= List of unsolved problems in geoscience =

This list provides references to notable unsolved problems in geoscience.

==Early Earth and the Solar System==
- Was there ever a collision of Earth with the hypothesized planet of Theia, which gave birth to the Moon? There is compelling evidence, such as measures of a shorter duration of the Earth's rotation and lunar month in the past, that suggests the possibility that Earth's Moon was much closer to Earth during the early stages of Solar System formation.
- What is the long-term heat balance of Earth? How did its internal temperature decay since it formed by accretion of chondrites? How abundant are radiogenic elements in the interior? Did a "faint young Sun" ever warm a "snowball Earth"?

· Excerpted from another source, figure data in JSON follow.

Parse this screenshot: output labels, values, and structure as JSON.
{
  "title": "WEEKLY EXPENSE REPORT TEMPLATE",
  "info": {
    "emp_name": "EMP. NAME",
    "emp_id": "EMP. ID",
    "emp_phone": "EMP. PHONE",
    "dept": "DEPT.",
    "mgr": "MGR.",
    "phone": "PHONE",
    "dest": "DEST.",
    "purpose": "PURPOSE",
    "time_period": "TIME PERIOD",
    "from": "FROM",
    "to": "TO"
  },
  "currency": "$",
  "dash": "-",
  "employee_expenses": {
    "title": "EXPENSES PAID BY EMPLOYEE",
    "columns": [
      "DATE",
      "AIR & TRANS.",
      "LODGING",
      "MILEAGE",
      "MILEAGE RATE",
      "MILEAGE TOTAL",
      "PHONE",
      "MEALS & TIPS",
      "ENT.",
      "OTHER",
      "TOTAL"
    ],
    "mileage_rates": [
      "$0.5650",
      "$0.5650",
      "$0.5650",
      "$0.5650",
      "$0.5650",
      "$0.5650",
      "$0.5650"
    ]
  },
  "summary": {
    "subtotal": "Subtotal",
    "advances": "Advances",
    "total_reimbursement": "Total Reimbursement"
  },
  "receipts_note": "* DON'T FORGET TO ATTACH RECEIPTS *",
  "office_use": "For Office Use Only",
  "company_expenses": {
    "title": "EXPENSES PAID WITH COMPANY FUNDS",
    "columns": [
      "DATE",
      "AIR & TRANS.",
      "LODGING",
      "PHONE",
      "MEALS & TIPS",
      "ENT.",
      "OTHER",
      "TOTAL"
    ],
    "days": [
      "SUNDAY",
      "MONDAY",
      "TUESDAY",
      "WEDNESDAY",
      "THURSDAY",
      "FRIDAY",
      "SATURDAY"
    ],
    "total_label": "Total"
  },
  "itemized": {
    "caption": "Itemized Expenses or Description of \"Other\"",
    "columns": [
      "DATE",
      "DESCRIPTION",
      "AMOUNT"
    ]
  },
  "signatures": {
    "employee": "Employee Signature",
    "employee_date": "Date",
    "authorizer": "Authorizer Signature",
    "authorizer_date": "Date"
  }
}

==Topography and environment==
- Can the now widely available topographic data be used to derive past tectonic and climatic conditions (in the multi-million year scale)? Do we know enough about the erosion and transport processes? Does the stochasticity of meteorological and tectonic events reflect in the landscape? How much has life contributed to shape the Earth's surface?
- Can classical geomorphological concepts such as peneplanation or retrogressive erosion be quantitatively understood? Old mountain ranges such as the Appalachian or the Urals seem to retain relief for >10^{8} years, while subglacial fluvial valleys under Antarctica are preserved under moving ice of kilometric thickness since the Neogene. What controls the time-scale of topographic decay?
- What are the erosion and transport laws governing the evolution of the Earth's Surface? Rivers transport sediment particles that are at the same time the tools for erosion but also the shield protecting the bedrock. How important is this double role of sediment for the evolution of landscapes?
- What is the true recovery timescale for deep-ocean acidification once (if) atmospheric CO2 is drawn down?
- What controls the dynamics of storm tracks?
- Why do we have the number of tropical cyclones that we do?
- Mechanisms that cause oscillations in equatorial climate remain under intense study. The El Nino Southern Oscillation (ENSO) of the equatorial Pacific Ocean temperature is difficult to predict more than a few months in advance. The Quasi-Biennial Oscillation (QBO) of the equatorial stratospheric winds is somewhat regular at ~28 months but the cause has been heavily debated. Are these stochastic, chaotic, or deterministically forced behaviors?
- What are skyquakes?
- What causes Hessdalen lights?

==Structure of crust, mantle, and core==
- The 'space problem': How are granite magma chambers emplaced in the crust? What are the structures and locations of the magmatic systems that might cause supervolcanoes? What are the viscosities and densities of the magma chambers and the details of magma migration?
- What are the non-uniformities and rheological details of the mantle? What is the structure of the 660 km discontinuity and its relation to the correct model of the polar drift?
- What is the precise nature of chemical heterogeneity associated with the Gutenberg discontinuity?
- What are the light alloying elements in the Earth's outer core and how are they distributed? What are the heterogeneities of the core and their dynamical significance?